The ‘GlowTTS’ enable fast, diverse and controllable speech synthesis because of flow (a flow-based model). True of false?

A

True

35
Q

What is the ‘Mean Opinion Score’?

A

It is a subjective test with ratings on a scale from 1-5. It needs many native listeners and a carefully thought out design.

36
Q

What is an ‘AB Test’?

A

It is a subjective preference test in which the subjects prefers either A or B. Again it needs many native listeners and a careful design

37
Q

What is the ‘Perceptual Evaluation Speech Quality’ (PESQ) used to assess?

A

It is an evaluation method designed to assess voice communication systems and needs a reference signal. The scores range between -0.5 and 4.5

38
Q

What is the evaluation method ‘Mel Cepstral Distortion’?

A

It is an evaluation method that requires a reference speech signal.
It extracts the MFCC’s from the synthesized and the reference speech signal and calculates the euclidean distance between the two.

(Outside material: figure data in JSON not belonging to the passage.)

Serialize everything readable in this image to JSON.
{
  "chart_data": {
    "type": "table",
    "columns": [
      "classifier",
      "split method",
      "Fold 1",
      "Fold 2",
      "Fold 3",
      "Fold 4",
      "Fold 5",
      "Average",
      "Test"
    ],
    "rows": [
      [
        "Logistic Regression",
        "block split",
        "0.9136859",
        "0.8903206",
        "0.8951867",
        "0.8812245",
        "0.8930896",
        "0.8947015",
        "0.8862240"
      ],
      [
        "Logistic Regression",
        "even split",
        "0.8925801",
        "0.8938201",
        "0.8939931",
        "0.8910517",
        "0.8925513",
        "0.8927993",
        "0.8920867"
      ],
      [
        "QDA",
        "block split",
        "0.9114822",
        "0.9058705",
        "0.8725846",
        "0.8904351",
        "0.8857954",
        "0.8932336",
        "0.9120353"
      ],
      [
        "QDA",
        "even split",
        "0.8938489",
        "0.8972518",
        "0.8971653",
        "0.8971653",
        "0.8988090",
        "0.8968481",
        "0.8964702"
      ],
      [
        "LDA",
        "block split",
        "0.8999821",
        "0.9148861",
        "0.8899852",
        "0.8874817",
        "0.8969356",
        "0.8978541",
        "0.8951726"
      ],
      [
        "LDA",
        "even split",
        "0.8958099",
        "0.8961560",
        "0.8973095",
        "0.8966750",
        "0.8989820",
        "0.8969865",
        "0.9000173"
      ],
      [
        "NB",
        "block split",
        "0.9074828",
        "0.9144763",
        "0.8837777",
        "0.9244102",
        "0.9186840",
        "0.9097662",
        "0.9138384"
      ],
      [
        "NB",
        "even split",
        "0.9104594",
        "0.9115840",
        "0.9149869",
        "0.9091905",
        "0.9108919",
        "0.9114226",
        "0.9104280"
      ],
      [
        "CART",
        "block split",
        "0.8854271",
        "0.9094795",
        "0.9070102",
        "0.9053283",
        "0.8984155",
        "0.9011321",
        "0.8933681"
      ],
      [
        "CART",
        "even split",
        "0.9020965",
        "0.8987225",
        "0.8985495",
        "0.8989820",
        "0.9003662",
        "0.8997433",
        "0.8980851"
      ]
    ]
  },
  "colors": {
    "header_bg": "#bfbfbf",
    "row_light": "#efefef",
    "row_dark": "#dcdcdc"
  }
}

Simple: It is the euclidean difference between the synthesized speech and the reference speech.

39
Q

What does the ‘Mel Cepstral Distortion’ not capture?

A

Things like prosody, intonation or pronunciation.

40
Q

Recall the WER which stands for?

A

The Word Error Rate

41
Q

What is the equation for the WER?

A

WER = (S + D + I) / N

42
Q

What does the WER measure?

A

The percentage of incorrectly recognized words in the synthesized output compared to the reference text. It is a good measure of intelligibility.

43
Q

Summary question: Text Analysis refers to?

A

The normalization of text (non-standard words etc.), POS tagging (grammatical tagging), Prosody prediction and G2P conversion.

44
Q

Summary question: Acoustic model is the?

A

Model that generates the intermediate spectrogram with SPSS, RNN or transformers.

45
Q

Summary question: Waveform generation is made with?

A

Griffin-Lim, WaveNet or HiFiGAN vocoders.

46
Q

Summary question: Speaker and style embeddings refer to the?

A

The latent space and global style tokens

47
Q

Summary question: End-to-end models in speech synthesis are for example?

A

Flow-based models, GlowTTS and VITS.

48
Q

Summary question: Speech synthesis evaluation tools are both objective and subjective. True or false?

A

True

49
Q
A
50
Q

The VITS is a combination of GlowTTS and the HiFiGAN vocoder and uses monotonic alignment search. True or false?

A

True

51
Q

The HiFiGAN Vocoder uses a Generative Adversarial Network (GAN) and the generator is a fully connvolutional network. True or false?